Sugli sviluppi per il futuro, il Presidente della Repubblica ha espresso “l’augurio che a livello nazionale cresca l’attenzione per le vostre peculiarità, identità ed esigenze di sviluppo”.
Politica, Società

“Se c’è una Regione che negli anni ha dimostrato di avere una grandissima identità autonomista e allo stesso un fortissimo attaccamento allo Stato, è la Valle d’Aosta”. Il Presidente della Repubblica ha iniziato così il suo discorso a Palazzo regionale, questo pomeriggio, di fronte alle autorità regionali.

Napolitano ha elogiato “la capacità dei valdostani di trasmettere dei valori alle giovani generazioni, fondamentale per ritrasmette un’identità storica, culturale e civile”.Il presidente ha poi affrontato il tema dell’autonomia, sostenendo “l’importanza dei decreti luogotenenziali del 1954”, definiti “una grande intuizione, con la nascita delle Regioni a Statuto speciale”.

Il Presidente ha inoltre ricordato l’importanza per la storia italiana non solo di Emile Chanoux ma anche Federico Chabod, al quale “siamo tutti debitori nel nostro percorso europeista”.

Tornando all’attualità, il Capo dello Stato ha poi focalizzato l’attenzione sulla necessità di “non esitare circa il dovere costituzionale di attuare il titolo quinto della Costituzione. E’ essenziale fare con serietà, ponderazione, equilibrio il pezzo di strada che manca per un assetto autonomistico e federalistico”.

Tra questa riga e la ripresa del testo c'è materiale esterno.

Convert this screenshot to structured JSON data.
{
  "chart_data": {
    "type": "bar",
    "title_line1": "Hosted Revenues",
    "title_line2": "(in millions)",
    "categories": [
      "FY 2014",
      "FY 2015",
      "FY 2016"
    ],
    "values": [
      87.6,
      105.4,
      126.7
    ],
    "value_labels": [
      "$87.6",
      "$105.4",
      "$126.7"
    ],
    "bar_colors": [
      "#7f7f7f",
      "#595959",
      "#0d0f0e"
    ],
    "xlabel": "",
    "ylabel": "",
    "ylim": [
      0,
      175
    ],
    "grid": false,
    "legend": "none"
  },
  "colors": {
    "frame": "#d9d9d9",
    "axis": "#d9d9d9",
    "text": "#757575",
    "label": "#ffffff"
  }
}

In ogni caso, secondo Napolitano, la Valle d’Aosta “ha dimostrato grande ricchezza non solo culturale, ma anche creatività e originalità nel costruire modello di autonomia e di sviluppo: la nostra nazione è fatta di tante diversità e percorsi come questo, ma guai a contrapporre una parte del paese a un’altra, guai a contrapporre un’idea di autonomia e anche di ispirazione federalista all’esigenza di unità italiana”.

Sugli sviluppi per il futuro, il Presidente della Repubblica ha espresso “l’augurio che a livello nazionale cresca l’attenzione per le vostre peculiarità, identità ed esigenze di sviluppo”, prima di chiudere il suo intervento con un saluto in francese: “Mes voeux les plus sincères à vous tous”.